In this study, lung re‐expansion ≥ 70% occurred in 19 cases (90.5%), and only one patient (4.8%) suffered from thoracic volume decrease. Fourteen out of of 19 (73.7%) patients achieved MPE control by 48 weeks without developing marked pleural thickening or thoracic alterations, which freed them from the symptoms of dyspnea and chest pain. In our study, combined therapy led to disappearance of loculated effusion in two out of three patients, the remaining patient exhibited effusion decrease. Loculated effusion commonly develops from NSCLC or traditional therapy, such as therapeutic thoracentesis or pleurodesis, which can make further thoracentesis or subsequent pleurodesis difficult.2 Thoracoscopy or surgery is theoretically feasible to exploring the mechanisms and treatment. However, as bevacizumab is associated with a higher risk of bleeding, thromboembolic events, wound healing delay, and so on, invasive procedures are not recommended during the course of bevacizumab administration. In addition, the management options for loculated effusion are restricted by symptoms, performance status, and expected survival, as well as the social and financial status of patients.2 Therefore, in the past, patients with loculated effusion suffered unalleviated symptoms and poor prognosis. On the one hand, it is difficult to deal with atelectasis, fluid loculation, and pleural adhesion caused by traditional intrapleural therapy in clinical practice. On the other hand, loculated effusion, thoracic volume decrease, and pleural thickening as a result of pleurodesis usually lead to the impairment of pulmonary function, which reduces patient quality of life.4, 5, 23 The results of our study show that intravenous bevacizumab plus chemotherapy not only had little effect on the thoracic cage, but also avoided the need for invasive procedures and facilitated lung recruitment, which were beneficial to pulmonary function and life quality.

This study had certain limitations. It was a retrospective study, with a small sample size, no control group, and no detection of biomarkers predicting efficacy and safety. Pleural VEGF level is reportedly significantly higher in lung cancer than in benign pleural effusion.7 Some reports have considered that VEGF levels in plasma or pleural effusion are associated with PFS and OS.19 However, there is a lack of definite effective predictors in clinical studies on bevacizumab. We plan further study to collect both blood and pleural effusion specimens and detect biomarkers, such as VEGF and PD‐L1, in order to determine potential predictive or prognostic factors and screen appropriate patients. With the widespread use of bevacizumab in NSCLC treatment, further prospective study with a larger number of cases and control groups is expected.

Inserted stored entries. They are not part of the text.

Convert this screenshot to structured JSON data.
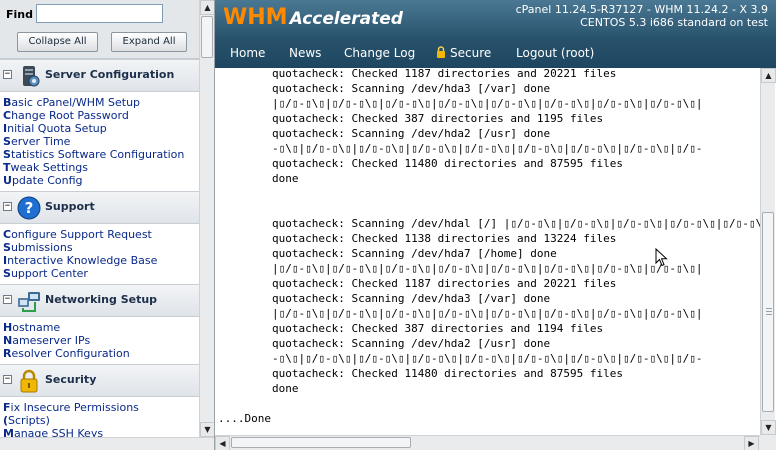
{
  "find": {
    "label": "Find",
    "value": "",
    "collapse_label": "Collapse All",
    "expand_label": "Expand All"
  },
  "sections": [
    {
      "title": "Server Configuration",
      "icon": "server-config-icon",
      "items": [
        {
          "first": "B",
          "rest": "asic cPanel/WHM Setup"
        },
        {
          "first": "C",
          "rest": "hange Root Password"
        },
        {
          "first": "I",
          "rest": "nitial Quota Setup"
        },
        {
          "first": "S",
          "rest": "erver Time"
        },
        {
          "first": "S",
          "rest": "tatistics Software Configuration"
        },
        {
          "first": "T",
          "rest": "weak Settings"
        },
        {
          "first": "U",
          "rest": "pdate Config"
        }
      ]
    },
    {
      "title": "Support",
      "icon": "support-icon",
      "items": [
        {
          "first": "C",
          "rest": "onfigure Support Request"
        },
        {
          "first": "S",
          "rest": "ubmissions"
        },
        {
          "first": "I",
          "rest": "nteractive Knowledge Base"
        },
        {
          "first": "S",
          "rest": "upport Center"
        }
      ]
    },
    {
      "title": "Networking Setup",
      "icon": "networking-icon",
      "items": [
        {
          "first": "H",
          "rest": "ostname"
        },
        {
          "first": "N",
          "rest": "ameserver IPs"
        },
        {
          "first": "R",
          "rest": "esolver Configuration"
        }
      ]
    },
    {
      "title": "Security",
      "icon": "padlock-icon",
      "items": [
        {
          "first": "F",
          "rest": "ix Insecure Permissions"
        },
        {
          "first": "(",
          "rest": "Scripts)"
        },
        {
          "first": "M",
          "rest": "anage SSH Keys"
        }
      ]
    }
  ],
  "header": {
    "logo_main": "WHM",
    "logo_sub": "Accelerated",
    "version_line1": "cPanel 11.24.5-R37127 - WHM 11.24.2 - X 3.9",
    "version_line2": "CENTOS 5.3 i686 standard on test"
  },
  "nav": {
    "home": "Home",
    "news": "News",
    "changelog": "Change Log",
    "secure": "Secure",
    "logout": "Logout (root)"
  },
  "console": {
    "lines": [
      {
        "text": "quotacheck: Checked 1187 directories and 20221 files"
      },
      {
        "text": "quotacheck: Scanning /dev/hda3 [/var] done"
      },
      {
        "text": "|▯/▯-▯\\▯|▯/▯-▯\\▯|▯/▯-▯\\▯|▯/▯-▯\\▯|▯/▯-▯\\▯|▯/▯-▯\\▯|▯/▯-▯\\▯|▯/▯-▯\\▯|"
      },
      {
        "text": "quotacheck: Checked 387 directories and 1195 files"
      },
      {
        "text": "quotacheck: Scanning /dev/hda2 [/usr] done"
      },
      {
        "text": "-▯\\▯|▯/▯-▯\\▯|▯/▯-▯\\▯|▯/▯-▯\\▯|▯/▯-▯\\▯|▯/▯-▯\\▯|▯/▯-▯\\▯|▯/▯-▯\\▯|▯/▯-"
      },
      {
        "text": "quotacheck: Checked 11480 directories and 87595 files"
      },
      {
        "text": "done"
      },
      {
        "text": ""
      },
      {
        "text": ""
      },
      {
        "text": "quotacheck: Scanning /dev/hdal [/] |▯/▯-▯\\▯|▯/▯-▯\\▯|▯/▯-▯\\▯|▯/▯-▯\\▯|▯/▯-▯\\▯|"
      },
      {
        "text": "quotacheck: Checked 1138 directories and 13224 files"
      },
      {
        "text": "quotacheck: Scanning /dev/hda7 [/home] done"
      },
      {
        "text": "|▯/▯-▯\\▯|▯/▯-▯\\▯|▯/▯-▯\\▯|▯/▯-▯\\▯|▯/▯-▯\\▯|▯/▯-▯\\▯|▯/▯-▯\\▯|▯/▯-▯\\▯|"
      },
      {
        "text": "quotacheck: Checked 1187 directories and 20221 files"
      },
      {
        "text": "quotacheck: Scanning /dev/hda3 [/var] done"
      },
      {
        "text": "|▯/▯-▯\\▯|▯/▯-▯\\▯|▯/▯-▯\\▯|▯/▯-▯\\▯|▯/▯-▯\\▯|▯/▯-▯\\▯|▯/▯-▯\\▯|▯/▯-▯\\▯|"
      },
      {
        "text": "quotacheck: Checked 387 directories and 1194 files"
      },
      {
        "text": "quotacheck: Scanning /dev/hda2 [/usr] done"
      },
      {
        "text": "-▯\\▯|▯/▯-▯\\▯|▯/▯-▯\\▯|▯/▯-▯\\▯|▯/▯-▯\\▯|▯/▯-▯\\▯|▯/▯-▯\\▯|▯/▯-▯\\▯|▯/▯-"
      },
      {
        "text": "quotacheck: Checked 11480 directories and 87595 files"
      },
      {
        "text": "done"
      },
      {
        "text": ""
      },
      {
        "text": "....Done",
        "flush": true
      }
    ]
  },
  "colors": {
    "header_bg": "#27516b",
    "logo_orange": "#ff8a00",
    "link_blue": "#0a2a8a"
  }
}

In conclusion, bevacizumab combined with chemotherapy provided efficacious, persistent, and safe therapy for patients with MPE caused by lung adenocarcinoma. With intravenous administration, patients not only avoided the invasive procedure of intrapleural local therapy and its side effects, but also received chemotherapy as scheduled. As a result, better responses to therapy and improved quality of life were achieved in most patients. Intravenously bevacizumab plus chemotherapy is an ideal options for patients with lung adenocarcinoma who develop MPE.

Disclosure

No authors report any conflict of interest.